At the same time, the PBOC started to enforce the latest UN sanctions on North Korea.

The European session was less stressful in that the French business sentiment was better than the New Zealand version.

That the German auction was better than last time and that the markets didn’t fall out of bed, but for the  euro (EUR/USD) which managed to break the 55-day moving average and trade through 1.1800 – something that helps equities, leaves bonds flat and makes many wonder if Merkel won the election or is losing the coalition.

Brexit talks seem to be another talking point overnight as the British pound (GBP/EUR) is weaker but not in lockstep – making it clear that many are less warm to Europe exceptionalism. This leaves the oil market as the last big mover and potential reversal for today as Brent rallied 4% Monday on threats of Turkey shutting off Kurdish/Iraqi oil if they vote for independence – with the counting on-going after heavy voter turnout yesterday – preliminary results due later today. Turnout was 72 percent, with 3.3 million of 4.58 million registered voters taking part, the election commission said.

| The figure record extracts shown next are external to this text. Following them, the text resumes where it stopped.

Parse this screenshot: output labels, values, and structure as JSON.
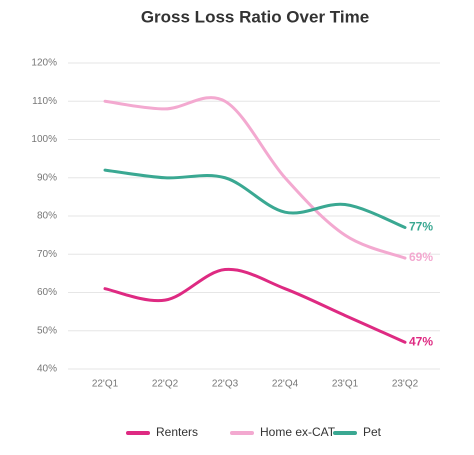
{
  "chart_data": {
    "type": "line",
    "title": "Gross Loss Ratio Over Time",
    "categories": [
      "22'Q1",
      "22'Q2",
      "22'Q3",
      "22'Q4",
      "23'Q1",
      "23'Q2"
    ],
    "series": [
      {
        "name": "Renters",
        "color": "#de2a82",
        "values": [
          61,
          58,
          66,
          61,
          54,
          47
        ],
        "value_labels": [
          null,
          null,
          null,
          null,
          null,
          "47%"
        ]
      },
      {
        "name": "Home ex-CAT",
        "color": "#f3a9d0",
        "values": [
          110,
          108,
          110,
          90,
          75,
          69
        ],
        "value_labels": [
          null,
          null,
          null,
          null,
          null,
          "69%"
        ]
      },
      {
        "name": "Pet",
        "color": "#3aa892",
        "values": [
          92,
          90,
          90,
          81,
          83,
          77
        ],
        "value_labels": [
          null,
          null,
          null,
          null,
          null,
          "77%"
        ]
      }
    ],
    "ylim": [
      40,
      120
    ],
    "yticks": [
      {
        "value": 40,
        "label": "40%"
      },
      {
        "value": 50,
        "label": "50%"
      },
      {
        "value": 60,
        "label": "60%"
      },
      {
        "value": 70,
        "label": "70%"
      },
      {
        "value": 80,
        "label": "80%"
      },
      {
        "value": 90,
        "label": "90%"
      },
      {
        "value": 100,
        "label": "100%"
      },
      {
        "value": 110,
        "label": "110%"
      },
      {
        "value": 120,
        "label": "120%"
      }
    ],
    "grid": true
  }
}
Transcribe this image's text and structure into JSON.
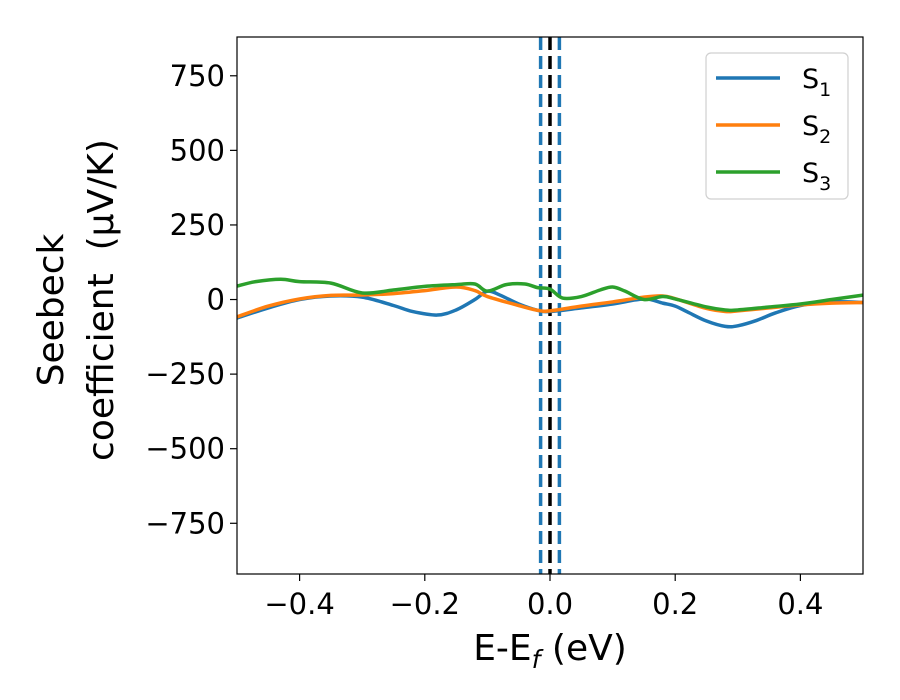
{
  "chart_data": {
    "type": "line",
    "xlabel": {
      "main": "E-E",
      "sub": "f",
      "tail": " (eV)"
    },
    "ylabel": {
      "line1": "Seebeck",
      "line2": "coefficient  (μV/K)"
    },
    "xlim": [
      -0.5,
      0.5
    ],
    "ylim": [
      -920,
      880
    ],
    "xticks": [
      -0.4,
      -0.2,
      0.0,
      0.2,
      0.4
    ],
    "xtick_labels": [
      "−0.4",
      "−0.2",
      "0.0",
      "0.2",
      "0.4"
    ],
    "yticks": [
      750,
      500,
      250,
      0,
      -250,
      -500,
      -750
    ],
    "ytick_labels": [
      "750",
      "500",
      "250",
      "0",
      "−250",
      "−500",
      "−750"
    ],
    "legend_position": "top-right",
    "grid": false,
    "series": [
      {
        "name": {
          "main": "S",
          "sub": "1"
        },
        "color": "#1f77b4",
        "x": [
          -0.5,
          -0.45,
          -0.4,
          -0.35,
          -0.3,
          -0.25,
          -0.22,
          -0.18,
          -0.15,
          -0.12,
          -0.1,
          -0.08,
          -0.05,
          -0.02,
          0.0,
          0.05,
          0.1,
          0.15,
          0.18,
          0.2,
          0.22,
          0.25,
          0.28,
          0.3,
          0.33,
          0.36,
          0.4,
          0.45,
          0.5
        ],
        "y": [
          -62,
          -28,
          0,
          12,
          8,
          -20,
          -40,
          -52,
          -35,
          0,
          28,
          15,
          -15,
          -36,
          -40,
          -28,
          -15,
          2,
          -12,
          -22,
          -42,
          -72,
          -90,
          -88,
          -70,
          -45,
          -20,
          -8,
          -10
        ]
      },
      {
        "name": {
          "main": "S",
          "sub": "2"
        },
        "color": "#ff7f0e",
        "x": [
          -0.5,
          -0.45,
          -0.4,
          -0.35,
          -0.3,
          -0.25,
          -0.2,
          -0.15,
          -0.12,
          -0.1,
          -0.05,
          -0.02,
          0.0,
          0.05,
          0.1,
          0.15,
          0.18,
          0.2,
          0.25,
          0.28,
          0.3,
          0.35,
          0.4,
          0.45,
          0.5
        ],
        "y": [
          -58,
          -22,
          2,
          14,
          15,
          20,
          30,
          42,
          30,
          10,
          -20,
          -36,
          -38,
          -22,
          -8,
          8,
          12,
          3,
          -30,
          -40,
          -38,
          -28,
          -18,
          -12,
          -10
        ]
      },
      {
        "name": {
          "main": "S",
          "sub": "3"
        },
        "color": "#2ca02c",
        "x": [
          -0.5,
          -0.47,
          -0.43,
          -0.4,
          -0.35,
          -0.3,
          -0.25,
          -0.2,
          -0.15,
          -0.12,
          -0.1,
          -0.07,
          -0.04,
          -0.02,
          0.0,
          0.02,
          0.05,
          0.08,
          0.1,
          0.12,
          0.15,
          0.18,
          0.2,
          0.25,
          0.28,
          0.3,
          0.35,
          0.4,
          0.45,
          0.5
        ],
        "y": [
          45,
          60,
          68,
          60,
          55,
          22,
          32,
          44,
          50,
          52,
          28,
          50,
          52,
          40,
          35,
          5,
          10,
          32,
          42,
          28,
          0,
          10,
          2,
          -25,
          -35,
          -35,
          -25,
          -15,
          0,
          15
        ]
      }
    ],
    "reference_lines": [
      {
        "x": -0.015,
        "color": "#1f77b4",
        "style": "dashed"
      },
      {
        "x": 0.0,
        "color": "#000000",
        "style": "dashed"
      },
      {
        "x": 0.015,
        "color": "#1f77b4",
        "style": "dashed"
      }
    ]
  }
}
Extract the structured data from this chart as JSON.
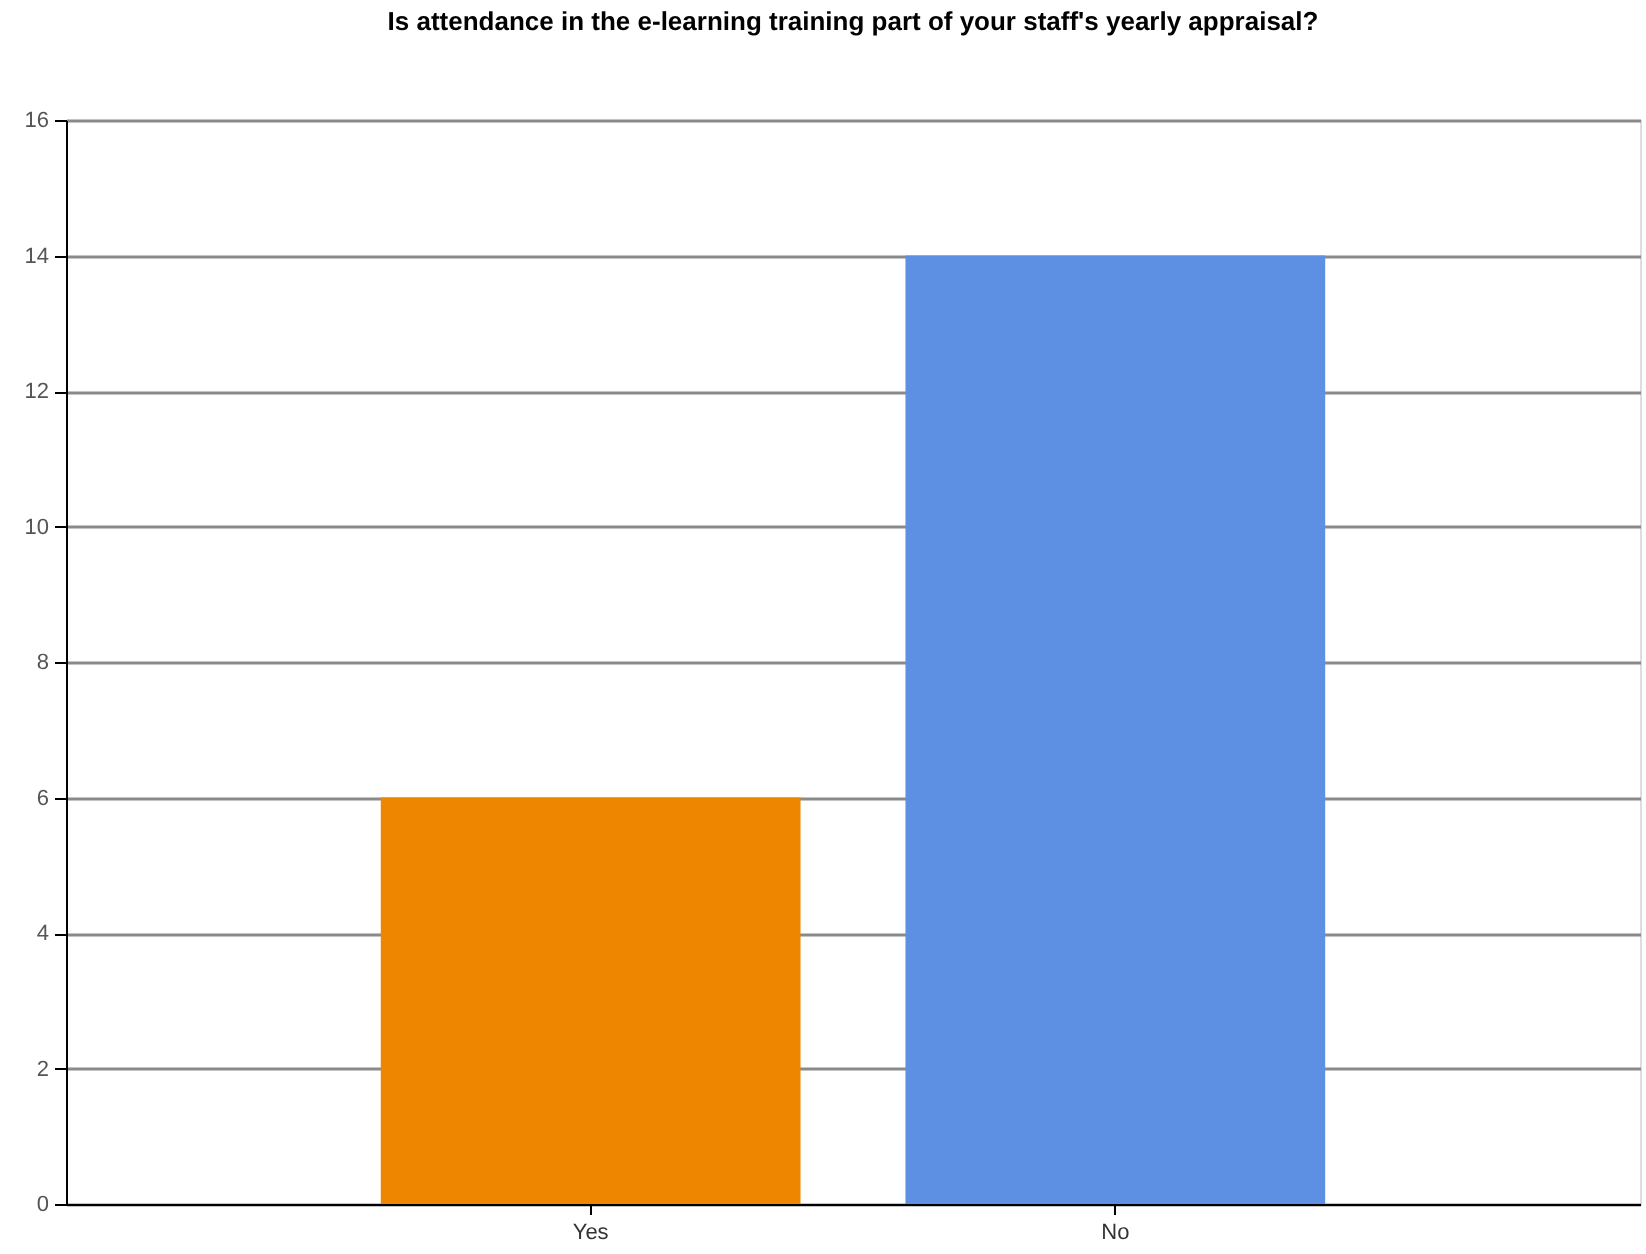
{
  "chart_data": {
    "type": "bar",
    "title": "Is attendance in the e-learning training part of your staff's yearly appraisal?",
    "categories": [
      "Yes",
      "No"
    ],
    "values": [
      6,
      14
    ],
    "colors": [
      "#ee8600",
      "#5d8fe2"
    ],
    "ylim": [
      0,
      16
    ],
    "yticks": [
      0,
      2,
      4,
      6,
      8,
      10,
      12,
      14,
      16
    ],
    "grid": "y"
  }
}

What seems most important is that the spike up in oil hasn’t translated into a weaker USD or to gains in EM but rather left the markets more anxious.

EM flows have been choppy with China and Taiwan standing out as the least crowded of the lot. Oil may be a better guide today to risk jitters after the elections yesterday and ahead of the Fed speak-a-thon today with many banking on Yellen comments to stir up further bond selling.

The USD is bid but not yet breaking back into a safe-zone while oil prices may be setting up for a larger pullback to test the buying over the last 2 weeks.